Use a triple integral to find the volume of the given solid:

The solid enclosed by the cylinder x^2 + y^2 = 9 and the planes y + z = 5 and z=1.
Please explain step by step.

Answer 1

T_T. Calc 3. brutal man. use circular coordinates i think? turn x^2+y^2 = 9 into r^2 = 9.
r will be from 0 to 3. Thats one bound. z = 5-y. another bound is z goes from 1 to (5-y). thats a start, Im having a hard time remembering the variables you use for this type.

Answer 2

the last variable u use is theta i belive. from 0 to 2pi. turn y into rsin(theta).

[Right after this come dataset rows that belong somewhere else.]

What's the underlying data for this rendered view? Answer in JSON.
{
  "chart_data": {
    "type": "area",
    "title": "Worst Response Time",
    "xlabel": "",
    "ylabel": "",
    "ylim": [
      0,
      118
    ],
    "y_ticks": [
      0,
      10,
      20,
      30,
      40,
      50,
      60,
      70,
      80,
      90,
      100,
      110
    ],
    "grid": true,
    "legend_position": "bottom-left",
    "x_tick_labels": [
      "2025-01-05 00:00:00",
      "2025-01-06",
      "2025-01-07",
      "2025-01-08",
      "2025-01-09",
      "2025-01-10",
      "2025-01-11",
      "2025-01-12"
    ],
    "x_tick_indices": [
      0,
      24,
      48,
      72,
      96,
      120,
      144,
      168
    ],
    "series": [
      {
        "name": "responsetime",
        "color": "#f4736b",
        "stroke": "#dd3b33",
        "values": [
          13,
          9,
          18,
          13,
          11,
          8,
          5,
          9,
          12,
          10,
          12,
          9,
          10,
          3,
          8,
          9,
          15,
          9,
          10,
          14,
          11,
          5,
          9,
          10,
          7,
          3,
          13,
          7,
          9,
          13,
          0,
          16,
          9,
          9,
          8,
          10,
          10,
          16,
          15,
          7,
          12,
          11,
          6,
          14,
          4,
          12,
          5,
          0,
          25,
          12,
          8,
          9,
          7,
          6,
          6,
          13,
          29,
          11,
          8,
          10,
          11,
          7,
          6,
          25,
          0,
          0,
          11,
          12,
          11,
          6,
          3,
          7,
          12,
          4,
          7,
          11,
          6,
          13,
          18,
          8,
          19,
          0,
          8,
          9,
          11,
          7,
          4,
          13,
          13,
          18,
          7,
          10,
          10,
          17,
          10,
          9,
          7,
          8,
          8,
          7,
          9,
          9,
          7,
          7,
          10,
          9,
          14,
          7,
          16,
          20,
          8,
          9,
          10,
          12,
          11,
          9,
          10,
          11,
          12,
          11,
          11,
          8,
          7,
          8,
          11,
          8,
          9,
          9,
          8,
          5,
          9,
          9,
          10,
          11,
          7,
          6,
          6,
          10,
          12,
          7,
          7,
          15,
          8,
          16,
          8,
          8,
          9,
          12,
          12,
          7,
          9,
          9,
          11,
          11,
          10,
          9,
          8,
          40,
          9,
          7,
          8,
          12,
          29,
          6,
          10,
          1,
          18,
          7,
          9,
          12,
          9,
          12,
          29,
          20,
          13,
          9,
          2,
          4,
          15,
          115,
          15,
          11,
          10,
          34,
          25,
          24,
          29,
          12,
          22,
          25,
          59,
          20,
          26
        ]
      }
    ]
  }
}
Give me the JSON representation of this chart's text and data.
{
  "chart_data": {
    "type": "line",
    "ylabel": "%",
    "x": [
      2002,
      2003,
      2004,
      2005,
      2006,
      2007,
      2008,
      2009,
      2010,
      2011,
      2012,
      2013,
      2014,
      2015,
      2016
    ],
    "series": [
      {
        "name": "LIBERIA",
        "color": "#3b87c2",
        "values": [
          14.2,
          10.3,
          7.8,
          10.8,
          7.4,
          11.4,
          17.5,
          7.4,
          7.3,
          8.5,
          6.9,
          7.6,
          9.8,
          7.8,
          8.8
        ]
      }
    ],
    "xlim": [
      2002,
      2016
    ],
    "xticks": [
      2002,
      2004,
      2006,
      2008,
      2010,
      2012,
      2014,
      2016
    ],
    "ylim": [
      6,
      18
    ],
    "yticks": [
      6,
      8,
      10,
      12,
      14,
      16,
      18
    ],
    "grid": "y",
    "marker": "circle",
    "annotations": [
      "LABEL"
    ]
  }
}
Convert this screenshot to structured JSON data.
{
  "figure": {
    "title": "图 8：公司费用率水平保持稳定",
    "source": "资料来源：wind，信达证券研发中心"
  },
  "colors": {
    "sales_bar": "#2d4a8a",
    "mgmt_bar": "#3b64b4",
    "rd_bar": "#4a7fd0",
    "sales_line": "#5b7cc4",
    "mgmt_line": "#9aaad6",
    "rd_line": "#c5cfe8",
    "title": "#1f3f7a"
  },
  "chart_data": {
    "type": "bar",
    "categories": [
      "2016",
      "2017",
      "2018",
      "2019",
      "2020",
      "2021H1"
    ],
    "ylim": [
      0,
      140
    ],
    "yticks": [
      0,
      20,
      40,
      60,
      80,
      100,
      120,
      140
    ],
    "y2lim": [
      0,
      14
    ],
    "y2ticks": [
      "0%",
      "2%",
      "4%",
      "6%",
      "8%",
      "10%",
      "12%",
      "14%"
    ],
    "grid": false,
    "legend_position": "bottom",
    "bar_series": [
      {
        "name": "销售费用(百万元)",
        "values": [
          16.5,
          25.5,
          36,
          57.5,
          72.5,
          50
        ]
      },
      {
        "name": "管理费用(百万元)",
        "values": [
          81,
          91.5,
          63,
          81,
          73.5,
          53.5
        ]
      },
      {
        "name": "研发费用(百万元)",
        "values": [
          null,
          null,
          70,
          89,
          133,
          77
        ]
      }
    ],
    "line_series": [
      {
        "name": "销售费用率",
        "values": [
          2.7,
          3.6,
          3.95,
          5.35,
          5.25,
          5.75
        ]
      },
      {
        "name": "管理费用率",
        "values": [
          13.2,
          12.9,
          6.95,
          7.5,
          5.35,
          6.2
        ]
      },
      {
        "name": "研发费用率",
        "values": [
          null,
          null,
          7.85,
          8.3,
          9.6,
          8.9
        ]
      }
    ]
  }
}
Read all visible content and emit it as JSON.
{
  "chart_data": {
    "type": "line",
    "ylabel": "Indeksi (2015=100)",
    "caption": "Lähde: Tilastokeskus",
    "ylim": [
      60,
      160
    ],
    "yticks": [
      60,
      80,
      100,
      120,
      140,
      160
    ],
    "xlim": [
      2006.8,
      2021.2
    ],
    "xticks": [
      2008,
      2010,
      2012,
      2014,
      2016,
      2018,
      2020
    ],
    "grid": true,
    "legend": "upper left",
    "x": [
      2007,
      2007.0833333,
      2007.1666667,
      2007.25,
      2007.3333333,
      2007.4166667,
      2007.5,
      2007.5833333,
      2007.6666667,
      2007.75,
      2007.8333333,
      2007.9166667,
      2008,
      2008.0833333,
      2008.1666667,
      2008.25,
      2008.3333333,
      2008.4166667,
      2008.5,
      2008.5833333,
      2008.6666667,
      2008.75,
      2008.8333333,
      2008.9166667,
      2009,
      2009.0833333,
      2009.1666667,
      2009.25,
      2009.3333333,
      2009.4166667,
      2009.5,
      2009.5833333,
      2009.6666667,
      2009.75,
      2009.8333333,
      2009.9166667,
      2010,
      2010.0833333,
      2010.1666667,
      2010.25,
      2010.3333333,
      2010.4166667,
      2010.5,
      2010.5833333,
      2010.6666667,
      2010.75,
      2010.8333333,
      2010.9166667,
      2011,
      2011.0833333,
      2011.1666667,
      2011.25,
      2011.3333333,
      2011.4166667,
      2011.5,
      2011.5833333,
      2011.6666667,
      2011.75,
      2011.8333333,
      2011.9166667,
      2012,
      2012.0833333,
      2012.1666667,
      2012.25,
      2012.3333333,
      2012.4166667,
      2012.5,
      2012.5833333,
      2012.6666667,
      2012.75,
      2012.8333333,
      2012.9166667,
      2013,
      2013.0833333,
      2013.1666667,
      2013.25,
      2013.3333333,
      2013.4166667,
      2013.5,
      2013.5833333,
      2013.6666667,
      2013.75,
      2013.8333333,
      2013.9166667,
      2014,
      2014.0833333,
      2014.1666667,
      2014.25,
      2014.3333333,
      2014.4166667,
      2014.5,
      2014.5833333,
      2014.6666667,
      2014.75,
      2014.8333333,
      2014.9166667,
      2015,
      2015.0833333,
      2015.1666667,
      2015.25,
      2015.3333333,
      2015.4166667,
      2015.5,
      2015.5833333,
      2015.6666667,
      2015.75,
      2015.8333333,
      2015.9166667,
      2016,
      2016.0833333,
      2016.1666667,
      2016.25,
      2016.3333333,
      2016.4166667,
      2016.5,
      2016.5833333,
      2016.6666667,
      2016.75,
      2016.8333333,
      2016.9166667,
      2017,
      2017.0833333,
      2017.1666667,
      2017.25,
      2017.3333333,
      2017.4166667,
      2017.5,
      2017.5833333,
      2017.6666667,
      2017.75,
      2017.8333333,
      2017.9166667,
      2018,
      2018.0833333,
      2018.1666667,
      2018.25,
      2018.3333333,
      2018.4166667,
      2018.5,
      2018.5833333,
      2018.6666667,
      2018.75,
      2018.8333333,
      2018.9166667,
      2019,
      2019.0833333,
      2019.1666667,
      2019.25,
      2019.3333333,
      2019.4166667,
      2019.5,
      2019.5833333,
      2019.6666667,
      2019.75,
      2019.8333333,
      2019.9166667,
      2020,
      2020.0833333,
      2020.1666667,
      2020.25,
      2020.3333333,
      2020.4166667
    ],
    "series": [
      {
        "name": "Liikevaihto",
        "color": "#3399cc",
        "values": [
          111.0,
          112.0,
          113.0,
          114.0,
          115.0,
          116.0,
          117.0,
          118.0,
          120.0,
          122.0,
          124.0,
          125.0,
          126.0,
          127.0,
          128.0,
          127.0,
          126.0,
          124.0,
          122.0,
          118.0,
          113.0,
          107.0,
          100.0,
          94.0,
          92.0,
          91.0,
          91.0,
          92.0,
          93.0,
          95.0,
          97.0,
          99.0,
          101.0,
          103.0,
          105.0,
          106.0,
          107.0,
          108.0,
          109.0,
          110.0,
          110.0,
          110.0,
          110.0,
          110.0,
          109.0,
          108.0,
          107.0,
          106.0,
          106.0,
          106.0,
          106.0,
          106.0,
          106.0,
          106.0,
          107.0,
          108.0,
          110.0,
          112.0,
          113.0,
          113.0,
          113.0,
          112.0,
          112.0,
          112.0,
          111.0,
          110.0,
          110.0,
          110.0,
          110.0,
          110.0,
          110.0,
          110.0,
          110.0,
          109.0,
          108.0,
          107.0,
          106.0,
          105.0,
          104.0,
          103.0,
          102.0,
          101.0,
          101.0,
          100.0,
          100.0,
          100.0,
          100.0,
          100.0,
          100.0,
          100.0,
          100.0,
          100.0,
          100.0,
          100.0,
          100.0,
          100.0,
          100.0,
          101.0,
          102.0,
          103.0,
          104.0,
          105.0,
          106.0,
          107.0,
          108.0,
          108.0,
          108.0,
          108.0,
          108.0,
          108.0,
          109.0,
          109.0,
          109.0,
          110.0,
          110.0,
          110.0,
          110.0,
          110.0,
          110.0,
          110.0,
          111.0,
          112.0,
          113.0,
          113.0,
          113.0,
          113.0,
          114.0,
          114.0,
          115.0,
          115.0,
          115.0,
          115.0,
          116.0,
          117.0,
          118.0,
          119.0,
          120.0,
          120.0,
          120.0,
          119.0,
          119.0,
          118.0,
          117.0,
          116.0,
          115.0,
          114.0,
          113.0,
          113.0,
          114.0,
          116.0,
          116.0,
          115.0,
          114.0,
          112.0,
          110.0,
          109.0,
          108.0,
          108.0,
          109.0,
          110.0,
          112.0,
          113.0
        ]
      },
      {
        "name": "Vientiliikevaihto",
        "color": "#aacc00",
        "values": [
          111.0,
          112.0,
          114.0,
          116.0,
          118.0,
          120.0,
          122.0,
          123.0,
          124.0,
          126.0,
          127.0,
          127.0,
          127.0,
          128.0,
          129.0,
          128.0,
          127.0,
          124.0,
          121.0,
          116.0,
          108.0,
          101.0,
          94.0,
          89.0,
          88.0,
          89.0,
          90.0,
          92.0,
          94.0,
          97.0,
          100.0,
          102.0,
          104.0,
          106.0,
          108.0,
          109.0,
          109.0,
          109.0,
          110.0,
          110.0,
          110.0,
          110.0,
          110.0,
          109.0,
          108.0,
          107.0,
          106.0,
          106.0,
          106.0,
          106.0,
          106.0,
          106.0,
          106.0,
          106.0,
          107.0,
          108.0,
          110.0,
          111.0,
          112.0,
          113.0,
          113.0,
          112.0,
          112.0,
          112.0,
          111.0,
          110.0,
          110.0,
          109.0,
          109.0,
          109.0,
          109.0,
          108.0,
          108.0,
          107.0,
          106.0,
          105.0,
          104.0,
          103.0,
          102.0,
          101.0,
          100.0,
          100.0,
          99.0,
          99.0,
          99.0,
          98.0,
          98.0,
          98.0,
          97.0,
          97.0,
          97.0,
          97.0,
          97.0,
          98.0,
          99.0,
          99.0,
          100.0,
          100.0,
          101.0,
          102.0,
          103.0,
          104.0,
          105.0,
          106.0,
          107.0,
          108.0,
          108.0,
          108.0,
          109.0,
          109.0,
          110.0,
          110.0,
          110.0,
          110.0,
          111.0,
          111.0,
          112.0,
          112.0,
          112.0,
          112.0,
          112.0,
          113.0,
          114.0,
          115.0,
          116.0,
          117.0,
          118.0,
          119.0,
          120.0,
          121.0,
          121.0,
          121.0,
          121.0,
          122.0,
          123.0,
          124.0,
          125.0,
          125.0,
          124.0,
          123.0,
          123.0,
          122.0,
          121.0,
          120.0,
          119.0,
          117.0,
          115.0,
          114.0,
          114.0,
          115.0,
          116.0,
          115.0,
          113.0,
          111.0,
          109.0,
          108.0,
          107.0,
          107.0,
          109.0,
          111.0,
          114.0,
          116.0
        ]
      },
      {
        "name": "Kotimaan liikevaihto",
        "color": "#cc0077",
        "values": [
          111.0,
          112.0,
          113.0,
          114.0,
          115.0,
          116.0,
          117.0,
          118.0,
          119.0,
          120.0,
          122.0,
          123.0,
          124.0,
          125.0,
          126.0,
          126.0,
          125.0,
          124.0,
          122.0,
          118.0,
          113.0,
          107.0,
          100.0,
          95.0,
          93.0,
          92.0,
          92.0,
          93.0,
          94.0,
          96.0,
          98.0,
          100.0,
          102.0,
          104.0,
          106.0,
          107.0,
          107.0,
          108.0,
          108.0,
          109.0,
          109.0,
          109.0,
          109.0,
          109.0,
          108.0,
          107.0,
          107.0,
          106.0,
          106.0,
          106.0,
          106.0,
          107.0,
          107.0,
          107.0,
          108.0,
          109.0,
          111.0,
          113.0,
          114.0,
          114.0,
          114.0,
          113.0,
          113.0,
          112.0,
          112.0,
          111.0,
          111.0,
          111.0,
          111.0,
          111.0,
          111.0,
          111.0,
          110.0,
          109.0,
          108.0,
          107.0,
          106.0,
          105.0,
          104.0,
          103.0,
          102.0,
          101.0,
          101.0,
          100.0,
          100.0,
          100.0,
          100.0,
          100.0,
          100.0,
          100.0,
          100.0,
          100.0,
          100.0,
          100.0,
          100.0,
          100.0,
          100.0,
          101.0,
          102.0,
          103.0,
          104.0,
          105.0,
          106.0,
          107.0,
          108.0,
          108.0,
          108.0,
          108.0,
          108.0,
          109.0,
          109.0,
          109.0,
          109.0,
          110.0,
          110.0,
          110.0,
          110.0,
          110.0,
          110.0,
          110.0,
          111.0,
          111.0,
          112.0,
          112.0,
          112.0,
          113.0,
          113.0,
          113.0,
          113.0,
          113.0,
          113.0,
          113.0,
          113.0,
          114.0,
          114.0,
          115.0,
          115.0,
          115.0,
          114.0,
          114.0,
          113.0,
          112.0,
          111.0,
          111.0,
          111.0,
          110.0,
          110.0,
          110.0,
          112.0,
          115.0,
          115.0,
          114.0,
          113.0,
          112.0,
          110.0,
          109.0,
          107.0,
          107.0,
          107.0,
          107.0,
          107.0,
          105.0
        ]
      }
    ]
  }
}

The three will be 0->3, 0->2pi, 1->(5-y) S(r*dz*d(theta)*dr). Something similiar. This will not work out...at least I dont think it will. sorry

Answer 3

first sketch to have a better view on the problem so we'll have:


as we can see the upper and lower limits for our integral will be
\[-3\le x \le3\]
\[-\sqrt{9-x^2} \le y \le \sqrt{9-x^2}\]
\[1 \le z \le 5-y\]
so our triple integral will become:
\[\int\limits_{-3}^{3}\int\limits_{-\sqrt{9-x^2}}^{\sqrt{9-x^2}}\int\limits_{1}^{5-y}dV\]